To, mid-interview, stop and have a vivid memory of the march in L.A., and what a huge impact it had on me as a person. Then to be able to tell the panel that was interviewing me a brief story about it, and how important my mom has been in helping me to develop my value system... even if I don't get the job (which, I'm pretty sure I will), the experience was wonderful.

If I get this job, I have mom to thank. I also hope that it makes her proud. Not that the job I do now doesn't, but this is different... she put a lot of effort into teaching me to value myself, and women in general, and now I finally do, and I want to give back ('pay it forward' as it were). I know it will be a job that I am proud to do.

I have a really good feeling about this, and all signs point to yes... which is really convenient considering I gave notice yesterday, I'm not going back to my current job after christmas, I just can't do it anymore.

I should know by the end of the month.

*Photo: I finally picked up my vanity plates for my car! Hooray!*

03 December 2007

Hey! That Hurts!


Upon waking this morning, my first thought was, "Shit. Back to reality."
(Then: "ow, ow, ow, why is that headache still there?!?")
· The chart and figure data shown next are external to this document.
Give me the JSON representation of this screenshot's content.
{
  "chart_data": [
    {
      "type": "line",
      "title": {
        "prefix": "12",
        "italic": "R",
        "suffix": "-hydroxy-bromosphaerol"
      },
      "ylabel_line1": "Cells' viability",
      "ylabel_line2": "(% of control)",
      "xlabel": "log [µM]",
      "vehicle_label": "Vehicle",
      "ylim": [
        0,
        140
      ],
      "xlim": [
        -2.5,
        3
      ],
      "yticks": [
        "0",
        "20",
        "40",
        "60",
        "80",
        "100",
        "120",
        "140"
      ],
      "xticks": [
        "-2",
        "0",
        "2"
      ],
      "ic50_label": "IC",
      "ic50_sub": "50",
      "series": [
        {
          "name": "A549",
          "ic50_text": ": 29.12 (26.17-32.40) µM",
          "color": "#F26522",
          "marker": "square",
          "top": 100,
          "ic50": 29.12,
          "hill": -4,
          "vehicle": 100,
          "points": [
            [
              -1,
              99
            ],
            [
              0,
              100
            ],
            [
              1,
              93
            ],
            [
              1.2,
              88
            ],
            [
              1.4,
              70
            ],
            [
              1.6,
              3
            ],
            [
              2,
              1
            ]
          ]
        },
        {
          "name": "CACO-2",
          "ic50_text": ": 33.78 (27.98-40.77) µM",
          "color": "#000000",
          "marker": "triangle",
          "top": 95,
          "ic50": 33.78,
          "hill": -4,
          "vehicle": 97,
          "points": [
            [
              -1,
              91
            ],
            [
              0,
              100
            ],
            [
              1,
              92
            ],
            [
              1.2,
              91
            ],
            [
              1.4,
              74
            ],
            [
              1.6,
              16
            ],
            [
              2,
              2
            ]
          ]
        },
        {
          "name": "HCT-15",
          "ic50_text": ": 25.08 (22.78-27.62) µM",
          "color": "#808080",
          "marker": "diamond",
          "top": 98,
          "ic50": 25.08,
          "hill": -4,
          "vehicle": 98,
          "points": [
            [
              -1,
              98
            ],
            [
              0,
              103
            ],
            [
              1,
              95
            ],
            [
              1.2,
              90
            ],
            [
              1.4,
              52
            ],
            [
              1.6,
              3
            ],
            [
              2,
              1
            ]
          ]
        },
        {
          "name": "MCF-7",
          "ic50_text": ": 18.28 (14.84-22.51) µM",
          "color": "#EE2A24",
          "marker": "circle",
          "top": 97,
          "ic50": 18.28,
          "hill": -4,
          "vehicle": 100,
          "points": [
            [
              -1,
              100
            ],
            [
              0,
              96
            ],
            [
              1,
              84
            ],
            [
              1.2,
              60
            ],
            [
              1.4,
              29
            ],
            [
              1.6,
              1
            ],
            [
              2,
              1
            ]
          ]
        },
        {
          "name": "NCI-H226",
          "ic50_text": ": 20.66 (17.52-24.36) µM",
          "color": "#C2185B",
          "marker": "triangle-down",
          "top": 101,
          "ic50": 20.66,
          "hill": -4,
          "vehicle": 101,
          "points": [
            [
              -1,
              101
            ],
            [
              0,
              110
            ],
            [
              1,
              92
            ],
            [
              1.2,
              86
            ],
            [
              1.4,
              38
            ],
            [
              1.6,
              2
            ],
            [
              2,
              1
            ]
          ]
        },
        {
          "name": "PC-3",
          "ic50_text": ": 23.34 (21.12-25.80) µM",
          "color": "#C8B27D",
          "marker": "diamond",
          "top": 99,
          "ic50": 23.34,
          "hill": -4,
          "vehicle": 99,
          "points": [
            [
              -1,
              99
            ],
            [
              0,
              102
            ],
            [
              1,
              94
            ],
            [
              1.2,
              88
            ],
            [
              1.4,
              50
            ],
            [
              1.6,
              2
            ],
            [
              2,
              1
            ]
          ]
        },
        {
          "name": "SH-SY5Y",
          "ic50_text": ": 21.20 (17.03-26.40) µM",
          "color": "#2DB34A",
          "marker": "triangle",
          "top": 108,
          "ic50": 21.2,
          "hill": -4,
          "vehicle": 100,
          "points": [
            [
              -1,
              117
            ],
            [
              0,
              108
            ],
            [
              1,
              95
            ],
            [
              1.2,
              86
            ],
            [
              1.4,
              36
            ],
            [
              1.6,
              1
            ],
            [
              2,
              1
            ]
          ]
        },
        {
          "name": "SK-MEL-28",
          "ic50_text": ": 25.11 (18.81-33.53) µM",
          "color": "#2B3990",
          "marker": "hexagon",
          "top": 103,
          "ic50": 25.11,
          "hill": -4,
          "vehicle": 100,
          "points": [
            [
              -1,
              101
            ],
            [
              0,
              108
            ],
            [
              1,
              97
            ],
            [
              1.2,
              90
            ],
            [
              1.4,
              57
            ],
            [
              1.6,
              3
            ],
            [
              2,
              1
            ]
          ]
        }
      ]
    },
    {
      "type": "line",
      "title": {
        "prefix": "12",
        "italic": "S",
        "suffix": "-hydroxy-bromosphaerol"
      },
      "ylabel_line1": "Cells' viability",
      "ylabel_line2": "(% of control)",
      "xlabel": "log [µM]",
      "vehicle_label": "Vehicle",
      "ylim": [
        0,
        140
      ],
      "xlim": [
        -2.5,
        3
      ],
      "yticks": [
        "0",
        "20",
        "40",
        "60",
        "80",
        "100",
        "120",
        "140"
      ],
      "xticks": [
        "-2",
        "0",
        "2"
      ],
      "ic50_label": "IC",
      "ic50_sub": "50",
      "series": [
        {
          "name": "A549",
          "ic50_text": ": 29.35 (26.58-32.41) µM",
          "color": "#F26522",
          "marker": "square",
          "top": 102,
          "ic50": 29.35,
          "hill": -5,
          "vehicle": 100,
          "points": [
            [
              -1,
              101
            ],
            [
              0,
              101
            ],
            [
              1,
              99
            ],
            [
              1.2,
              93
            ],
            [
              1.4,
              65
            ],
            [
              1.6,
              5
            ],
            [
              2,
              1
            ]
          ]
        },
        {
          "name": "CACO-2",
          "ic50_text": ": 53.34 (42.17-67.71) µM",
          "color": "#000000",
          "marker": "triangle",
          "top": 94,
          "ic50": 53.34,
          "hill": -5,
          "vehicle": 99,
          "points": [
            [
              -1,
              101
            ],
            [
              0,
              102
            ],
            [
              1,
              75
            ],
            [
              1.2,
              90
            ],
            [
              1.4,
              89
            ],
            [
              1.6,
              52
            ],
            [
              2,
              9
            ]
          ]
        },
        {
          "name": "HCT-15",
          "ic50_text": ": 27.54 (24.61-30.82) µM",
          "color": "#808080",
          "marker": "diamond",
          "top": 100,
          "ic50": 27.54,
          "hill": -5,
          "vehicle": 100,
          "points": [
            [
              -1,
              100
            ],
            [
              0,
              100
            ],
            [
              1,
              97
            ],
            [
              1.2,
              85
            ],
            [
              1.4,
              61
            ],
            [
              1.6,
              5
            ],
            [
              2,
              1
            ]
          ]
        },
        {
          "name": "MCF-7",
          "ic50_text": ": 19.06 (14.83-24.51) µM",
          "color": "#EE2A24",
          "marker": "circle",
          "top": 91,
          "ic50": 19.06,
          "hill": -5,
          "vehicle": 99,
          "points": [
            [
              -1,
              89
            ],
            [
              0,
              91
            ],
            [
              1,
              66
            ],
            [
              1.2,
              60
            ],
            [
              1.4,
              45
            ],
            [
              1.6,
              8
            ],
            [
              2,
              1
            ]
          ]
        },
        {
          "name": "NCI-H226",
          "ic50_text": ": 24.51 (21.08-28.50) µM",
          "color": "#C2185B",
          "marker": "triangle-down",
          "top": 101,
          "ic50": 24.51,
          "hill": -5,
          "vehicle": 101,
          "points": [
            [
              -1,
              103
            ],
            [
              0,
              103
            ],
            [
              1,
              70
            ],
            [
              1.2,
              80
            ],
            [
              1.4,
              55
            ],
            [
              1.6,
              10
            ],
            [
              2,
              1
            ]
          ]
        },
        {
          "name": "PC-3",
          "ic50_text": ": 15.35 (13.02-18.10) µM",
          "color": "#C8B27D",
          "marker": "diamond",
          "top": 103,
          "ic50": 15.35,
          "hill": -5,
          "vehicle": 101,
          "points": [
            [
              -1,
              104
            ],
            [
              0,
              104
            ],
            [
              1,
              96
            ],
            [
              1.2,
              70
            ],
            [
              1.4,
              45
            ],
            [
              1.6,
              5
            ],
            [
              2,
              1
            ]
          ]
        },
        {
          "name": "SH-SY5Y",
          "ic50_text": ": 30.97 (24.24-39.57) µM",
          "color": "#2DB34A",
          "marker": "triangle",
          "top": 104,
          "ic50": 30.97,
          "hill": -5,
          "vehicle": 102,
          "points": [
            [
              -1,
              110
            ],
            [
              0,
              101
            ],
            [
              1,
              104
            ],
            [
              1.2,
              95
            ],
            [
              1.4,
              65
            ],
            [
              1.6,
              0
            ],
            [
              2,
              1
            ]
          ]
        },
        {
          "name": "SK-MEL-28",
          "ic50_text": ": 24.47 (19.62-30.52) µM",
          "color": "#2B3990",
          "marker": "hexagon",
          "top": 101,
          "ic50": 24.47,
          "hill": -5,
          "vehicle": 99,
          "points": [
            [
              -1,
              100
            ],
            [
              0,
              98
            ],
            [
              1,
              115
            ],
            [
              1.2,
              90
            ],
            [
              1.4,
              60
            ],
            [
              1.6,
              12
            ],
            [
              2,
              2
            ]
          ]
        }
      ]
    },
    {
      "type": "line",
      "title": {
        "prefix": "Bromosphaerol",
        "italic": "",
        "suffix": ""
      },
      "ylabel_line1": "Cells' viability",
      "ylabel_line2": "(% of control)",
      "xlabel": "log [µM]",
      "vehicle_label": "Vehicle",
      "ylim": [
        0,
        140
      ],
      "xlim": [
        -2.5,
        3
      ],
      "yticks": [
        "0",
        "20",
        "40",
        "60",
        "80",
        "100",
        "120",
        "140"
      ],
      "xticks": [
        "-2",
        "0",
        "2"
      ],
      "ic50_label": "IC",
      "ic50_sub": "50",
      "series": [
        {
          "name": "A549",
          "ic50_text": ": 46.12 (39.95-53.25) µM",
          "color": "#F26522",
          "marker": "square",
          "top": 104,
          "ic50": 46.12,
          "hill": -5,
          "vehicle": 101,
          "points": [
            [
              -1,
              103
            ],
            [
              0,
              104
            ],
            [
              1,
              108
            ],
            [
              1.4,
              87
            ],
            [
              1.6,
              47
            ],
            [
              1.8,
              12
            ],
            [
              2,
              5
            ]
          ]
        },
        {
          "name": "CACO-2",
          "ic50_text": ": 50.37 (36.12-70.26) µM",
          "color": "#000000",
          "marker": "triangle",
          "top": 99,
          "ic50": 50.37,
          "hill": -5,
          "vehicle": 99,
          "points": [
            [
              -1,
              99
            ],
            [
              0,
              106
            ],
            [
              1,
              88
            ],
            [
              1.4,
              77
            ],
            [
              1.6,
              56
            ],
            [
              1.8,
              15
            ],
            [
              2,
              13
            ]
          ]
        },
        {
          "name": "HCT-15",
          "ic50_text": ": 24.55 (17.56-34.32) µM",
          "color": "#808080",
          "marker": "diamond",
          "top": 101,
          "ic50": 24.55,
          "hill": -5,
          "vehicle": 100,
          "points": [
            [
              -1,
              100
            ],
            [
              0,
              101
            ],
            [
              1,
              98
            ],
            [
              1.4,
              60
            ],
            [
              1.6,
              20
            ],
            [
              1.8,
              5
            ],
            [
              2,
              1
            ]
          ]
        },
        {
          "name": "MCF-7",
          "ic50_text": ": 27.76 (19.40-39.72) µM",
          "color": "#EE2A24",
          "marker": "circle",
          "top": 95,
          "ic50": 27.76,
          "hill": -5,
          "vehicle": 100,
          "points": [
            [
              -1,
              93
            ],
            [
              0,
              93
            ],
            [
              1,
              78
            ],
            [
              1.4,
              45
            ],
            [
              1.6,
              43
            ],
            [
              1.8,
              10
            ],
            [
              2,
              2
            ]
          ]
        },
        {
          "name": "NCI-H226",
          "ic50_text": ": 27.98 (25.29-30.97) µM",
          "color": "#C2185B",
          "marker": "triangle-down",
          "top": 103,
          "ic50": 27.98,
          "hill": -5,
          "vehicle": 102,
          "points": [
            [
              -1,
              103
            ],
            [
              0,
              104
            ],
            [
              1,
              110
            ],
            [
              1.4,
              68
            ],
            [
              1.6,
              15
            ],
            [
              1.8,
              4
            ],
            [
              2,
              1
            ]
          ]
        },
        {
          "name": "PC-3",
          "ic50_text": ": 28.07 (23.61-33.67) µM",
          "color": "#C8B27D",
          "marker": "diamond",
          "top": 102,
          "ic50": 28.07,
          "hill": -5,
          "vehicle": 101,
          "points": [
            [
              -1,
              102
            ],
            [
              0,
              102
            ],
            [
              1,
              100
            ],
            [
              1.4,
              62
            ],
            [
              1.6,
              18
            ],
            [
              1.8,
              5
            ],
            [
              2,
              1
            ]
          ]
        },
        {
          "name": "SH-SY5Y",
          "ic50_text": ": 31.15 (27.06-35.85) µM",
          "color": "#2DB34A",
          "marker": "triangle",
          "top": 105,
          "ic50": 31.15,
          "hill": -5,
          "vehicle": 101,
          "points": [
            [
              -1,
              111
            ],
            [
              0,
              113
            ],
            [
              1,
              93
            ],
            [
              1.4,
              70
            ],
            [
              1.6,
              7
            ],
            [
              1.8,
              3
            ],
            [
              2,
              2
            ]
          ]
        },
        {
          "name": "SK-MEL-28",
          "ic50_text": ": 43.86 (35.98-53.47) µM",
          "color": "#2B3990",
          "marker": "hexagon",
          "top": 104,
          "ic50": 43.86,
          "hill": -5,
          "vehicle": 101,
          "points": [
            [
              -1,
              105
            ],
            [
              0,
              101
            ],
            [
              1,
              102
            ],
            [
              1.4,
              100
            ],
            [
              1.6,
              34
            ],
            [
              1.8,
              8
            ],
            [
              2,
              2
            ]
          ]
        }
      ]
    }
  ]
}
It was a nice weekend, as my weekends usually are. I got to eat Sushi with CSB on Friday night, spend two days goofing around with Bruno at Dickens Fair, and wake up each morning safe and warm, feeling relaxed, comfortable, and happy.

But, as my work stress intensifies, I have gone from near constant back pain to a pretty intense headache (off and on today, a lovely combination of the two). I'm seriously ready to go see a doctor, have it diagnosed as stress, and go on disability (ha! wishful thinking).

I suppose what I really could use right now is a sense of stability and security. It really doesn't seem to exist in any facet in my life, and I feel like I'm scrambling for a foothold at the moment. The cliche which keeps occurring to me is that I kind of feel like the rug is being pulled out from under me. Not that it has been, but that someone is tugging on it, and everything is teetering. I am looking for something to grab onto, to help me feel a bit more anchored, but each time I grab on, this sense of insecurity and uncertainty wash over me. So, I continue to flail.

I knew this was where I was headed.
It was my choice.
When you plunge into the void of the unknown, definitely take a snorkel.
The waters can be deep and murky. But, luckily, there are little rays of sunshine that pierce the surface.